第32話 極寒の地が愛の巣

「なんか、モンスターが怯えてるんだけど」


 ライオンの背に乗っている私は、率直な感想を出した。


「気にするな。ユミナの強さだよ」


 いつもなら、我先に襲ってくる古今道材ここんとうざい古森ふるもりの魔法モンスター達。


「てか、ヴァルゴも乗ったら」


 ヴァルゴはレオの背に乗らず、自分で走っている。


「私の方が疾いので」


「言ってくれるな、勝負だ。ヴァルゴ!!!!!!」


「受けて立ちます!!」


 初めはいつも通り、一斉に攻撃を仕掛けてきたが、レオが体当たりした吹き飛ばしたり、ヴァルゴの斬撃で切り刻まれたりと猛攻した結果、Modは誰も出現しなくなった。

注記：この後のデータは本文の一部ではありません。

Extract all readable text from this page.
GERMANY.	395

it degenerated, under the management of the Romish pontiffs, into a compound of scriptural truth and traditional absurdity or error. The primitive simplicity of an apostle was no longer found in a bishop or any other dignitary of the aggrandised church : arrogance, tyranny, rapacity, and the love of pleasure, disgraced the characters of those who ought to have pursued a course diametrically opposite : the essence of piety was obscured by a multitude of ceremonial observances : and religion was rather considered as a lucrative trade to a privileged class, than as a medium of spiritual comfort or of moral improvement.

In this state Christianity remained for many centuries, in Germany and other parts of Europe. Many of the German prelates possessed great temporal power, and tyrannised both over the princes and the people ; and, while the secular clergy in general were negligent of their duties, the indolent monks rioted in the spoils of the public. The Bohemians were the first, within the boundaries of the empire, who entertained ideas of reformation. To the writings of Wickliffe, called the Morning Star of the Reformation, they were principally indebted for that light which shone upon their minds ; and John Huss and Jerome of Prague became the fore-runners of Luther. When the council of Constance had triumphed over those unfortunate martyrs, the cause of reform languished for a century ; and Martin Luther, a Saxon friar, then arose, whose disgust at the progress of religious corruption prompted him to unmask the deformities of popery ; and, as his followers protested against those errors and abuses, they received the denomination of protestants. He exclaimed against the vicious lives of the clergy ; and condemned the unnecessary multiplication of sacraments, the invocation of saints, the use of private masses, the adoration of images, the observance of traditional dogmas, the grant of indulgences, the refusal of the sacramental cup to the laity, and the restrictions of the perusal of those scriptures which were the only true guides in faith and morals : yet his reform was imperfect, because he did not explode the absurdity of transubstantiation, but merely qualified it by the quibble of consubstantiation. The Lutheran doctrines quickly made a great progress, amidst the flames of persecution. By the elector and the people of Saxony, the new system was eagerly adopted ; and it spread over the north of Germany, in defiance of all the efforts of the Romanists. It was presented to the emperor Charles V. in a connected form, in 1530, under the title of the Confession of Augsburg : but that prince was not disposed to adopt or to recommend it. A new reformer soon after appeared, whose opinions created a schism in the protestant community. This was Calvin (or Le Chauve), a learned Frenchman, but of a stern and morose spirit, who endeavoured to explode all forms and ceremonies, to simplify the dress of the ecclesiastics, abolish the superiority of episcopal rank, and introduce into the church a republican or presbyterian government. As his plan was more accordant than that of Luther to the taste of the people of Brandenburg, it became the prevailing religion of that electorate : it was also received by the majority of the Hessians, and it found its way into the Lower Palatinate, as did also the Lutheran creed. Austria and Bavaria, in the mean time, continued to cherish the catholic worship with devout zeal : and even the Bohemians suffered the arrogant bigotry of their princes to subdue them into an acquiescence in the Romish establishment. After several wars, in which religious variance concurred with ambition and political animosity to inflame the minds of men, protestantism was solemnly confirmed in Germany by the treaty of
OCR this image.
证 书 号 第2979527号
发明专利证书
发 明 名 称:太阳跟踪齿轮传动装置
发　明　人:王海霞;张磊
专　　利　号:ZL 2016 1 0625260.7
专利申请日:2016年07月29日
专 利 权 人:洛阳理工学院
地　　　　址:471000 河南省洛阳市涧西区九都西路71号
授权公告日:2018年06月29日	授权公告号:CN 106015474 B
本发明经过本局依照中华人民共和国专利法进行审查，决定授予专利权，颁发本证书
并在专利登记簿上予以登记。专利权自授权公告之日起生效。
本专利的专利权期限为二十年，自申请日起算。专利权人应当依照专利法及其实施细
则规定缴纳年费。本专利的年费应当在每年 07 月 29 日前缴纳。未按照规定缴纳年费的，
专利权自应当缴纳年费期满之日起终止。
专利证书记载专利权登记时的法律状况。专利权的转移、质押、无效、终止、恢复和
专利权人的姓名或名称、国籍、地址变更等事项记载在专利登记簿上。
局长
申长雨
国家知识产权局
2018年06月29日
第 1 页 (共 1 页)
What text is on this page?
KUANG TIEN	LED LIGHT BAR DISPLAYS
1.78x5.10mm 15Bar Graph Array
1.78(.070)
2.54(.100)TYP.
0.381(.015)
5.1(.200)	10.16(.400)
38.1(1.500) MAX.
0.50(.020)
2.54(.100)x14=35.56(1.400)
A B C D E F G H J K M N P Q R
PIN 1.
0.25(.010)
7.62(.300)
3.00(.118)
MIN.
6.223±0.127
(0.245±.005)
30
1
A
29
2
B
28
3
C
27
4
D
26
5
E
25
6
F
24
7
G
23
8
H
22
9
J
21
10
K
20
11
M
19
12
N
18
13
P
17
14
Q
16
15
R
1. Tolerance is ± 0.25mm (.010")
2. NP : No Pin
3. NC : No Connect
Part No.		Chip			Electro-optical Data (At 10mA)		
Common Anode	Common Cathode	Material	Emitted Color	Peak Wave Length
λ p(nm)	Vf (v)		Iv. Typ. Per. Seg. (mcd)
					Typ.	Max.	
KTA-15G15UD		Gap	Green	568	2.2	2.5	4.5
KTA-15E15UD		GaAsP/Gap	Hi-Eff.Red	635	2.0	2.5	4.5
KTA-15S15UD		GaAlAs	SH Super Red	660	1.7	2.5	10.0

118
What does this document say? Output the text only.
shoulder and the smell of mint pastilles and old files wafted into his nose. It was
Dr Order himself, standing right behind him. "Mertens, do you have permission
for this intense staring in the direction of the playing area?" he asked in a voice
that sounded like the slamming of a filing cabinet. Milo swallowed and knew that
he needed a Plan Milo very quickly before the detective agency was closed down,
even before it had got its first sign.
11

 それなら好都合と、風を感じながら、順調に進んでいく。


「しかし、ユミナを見た奴の顔が驚き一つだったな」


「あれは......多分、レオが原因だよ」


 いきなり、魔法学園にライオンが登場したんだ。しかも主に近づく者に吠え、ひれ伏せていた光景は”すみません”の言葉しか思いつかなかった。


「毛並みふさふさ」


 レオに立髪があるのは何かあるだろうが触っていて気持ちいいから問題ない。


「それで、どこまで行けばいいんだ?」


 そうだった、具体的な目的地教えてなかった。


「向かうのは「シュヴァル」って街、極寒の地らしいよ」


 なんか嫌そうな顔をするレオ。嬉しそうな顔のヴァルゴ。両極端だな、こいつら......


「もしかして、寒いの苦手」


「う〜〜ん。まぁ、ユミナのためだ。腹をくくる」


「いや、そんなに気張らなくても......ちゃんと対策は考えているから」


「なら......問題ねっか。じゃあ、加速するっぜ!!」


「えっ!? きゃあああああ!!!!!!!!」



 私の体はレオのスキルで守られている。レオの速さは進むに連れて、スピードが上がる。美しく綺麗な直線。加速されたレオの地面は抉れていた。巻き込まれたモンスター達はレオが発生させた衝撃波によって大量のポリゴンへ生まれ変わっていった。後方で甚大な被害が出ていることなど知らずに私たちは凍える地へ向かうのだった。



















「寒い」


 強い風が襲いかかる。やまない風の音。雪や氷かけらが視界を奪う。


 雪道を歩く三つの影。先頭は主を吹雪から守るべく、盾として進む。後ろにはフードを深く被り、吹雪が顔にかからないように歩く影が一つ。最後は防寒具を重ね着した結果、歩く洋服の怪物となっている。


 巨躯を縮こませながら、自分よりも一回り小さい少女の後ろを歩いている女性から白い息と吐きながら苦笑していた。


「タウロス......もう少しなんとかならなかったのか」


 体を震わせ、防寒具を作った者の名前を呼びながら願わくば吹雪を完全に防げる防具に改良してくれっと漏らすレオ。外気に触れ、ところどころ小さなつららができているレオの毛。ライオンで進むと、滑る可能性もあると考えたので、人間態に戻ってもらった。


 積雪の中、重くなった足を無理して動かす私たち。


「火魔法が意味をなさないなんて......」


 雪が積もっている、歩くのに邪魔。なら火で雪を溶かし、通りやすい環境を整えればいいのではないのかっと思うかもしれない。しかし、それは叶わない。溶かしても数秒も経つと、火魔法を使う前の道となる。MPの無駄遣い。


 これから入る「シュヴァル」は雪の中に存在する街。オニキス・オンラインにはランダム天候が適用されている。しかし、「シュヴァル」がある地域ではランダム天候は適用されない。


 常時猛吹雪が発生しているからだ。絶え間なく吹き荒れる雪に雨や雷が負けている。そんなおかしな現象はあるのかっと疑問に思うのもごもっとも。しかし、目の前に光景こそが現実。雨が降れば、忽ち凍り、大雨降ってた? っとなる。雷が降れば、雷吸収持ちのモンスターやフィールドに普通に生えているが吸ってしまう。





 だから、「シュヴァル」へ向かうプレイヤーは止むことがない吹雪を防寒具を着て進むしか選択肢がない。


 空一面、灰色。猛烈な雪が降っている。


「お嬢様、もしもの時は私が暖めてあげます」


「ありがたいけど、ヴァルゴが苦しくなるよ」


「何を言ってるんですか、お嬢様に抱きつくことで私の活力は漲り歩くスピードも上がります。なので抱っこしながら歩くなんて私には苦ではありません!!」


「あ、はい。そうですか」


「ユミナ。嫌なら嫌って言うんだぞ」


「そうする」


 通常通りハイテンションのヴァルゴを見て、寒さも吹き飛んだ。